Opposition MPs branded the cull a ‘shambles’, claimed it was heading for disaster and mocked Mr Paterson over his infamous ‘moving the goalpost’ comment.
But Mr Paterson stood firm, insisting there was nothing underhand about the latest estimate of badger numbers in the Somerset cull area that suggested nearly 60 per cent of badgers had been culled over six weeks.
“These pilots were set up to establish the safety, the humaneness and the effectiveness of controlled shooting by skilled marksmen and it is quite clear over the first six weeks we have succeeded on all three criteria,” Mr Paterson said.
Accused again of ‘moving the goalposts’ on badger numbers, he attributed the reduction in badger populations in the cull areas and elsewhere in England to poor winter weather and disease.
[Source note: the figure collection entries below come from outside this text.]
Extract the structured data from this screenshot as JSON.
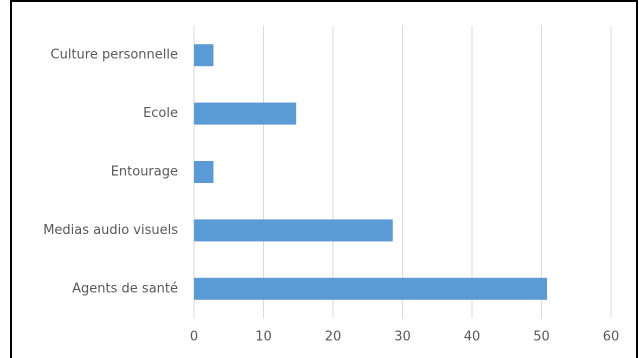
{
  "chart_data": {
    "type": "barh",
    "categories": [
      "Culture personnelle",
      "Ecole",
      "Entourage",
      "Medias audio visuels",
      "Agents de santé"
    ],
    "values": [
      2.8,
      14.7,
      2.8,
      28.6,
      50.8
    ],
    "color": "#5b9bd5",
    "xlim": [
      0,
      60
    ],
    "xticks": [
      0,
      10,
      20,
      30,
      40,
      50,
      60
    ],
    "grid": true
  }
}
He defended the possible extension of culling in both pilot areas beyond the six weeks specified in the licence. Natural England is currently considering applications from the Somerset and Gloucestershire cull companies.
“We are satisfied that if the local companies want to go on, if they wish to apply for an extension, we would be broadly supportive,” he said.
Opposition MPs condemned the policy. Labour MP Barry Sheerman said the policy was ‘morally reprehensible’ and called on Mr Paterson to resign.
In her first appearance at Defra Questions, new Shadow Defra Secretary Maria Eagle branded the policy ‘an absolute shambles’, pointing out that the 70 per cent removal target has not been reached in Somerset and predicting the Gloucestershire pilot would fail, too.
Mr Paterson responded: “We are are absolutely clear, we have had advice from our Chief Veterinary Officer that the number we have achieved (in Somerset – 850 badgers representing 59 per cent of the estimated population) will lead to a reduction in disease.”
He accused the previous Labour Government of allowing the disease to spread by ‘doing nothing’ and repeatedly urged Opposition MPs to look to the experiences of Australia, New Zealand, Ireland and the US where the disease had been tackled by culling wildlife.
He confirmed the Government is looking at the possibility of deploying gassing as a means of culling badgers in the future but said this would only be permitted if it was proven to be ‘safe, humane and effective’.
Asked about reports farmers were taking the law into their own hands and gassing badgers, he warned that ‘random culling’ had been shown to make the disease situation worse and said such actions should be reported to the police.
But Mr Paterson deflected a question on the policing of the cull, after police and crime commissioner for Gloucestershire Martin Surl expressed concern about plans to extend the cull in Gloucester.
Mr Surl estimated policing costs were almost £1m so far in the Gloucestershire area, twice the original estimate.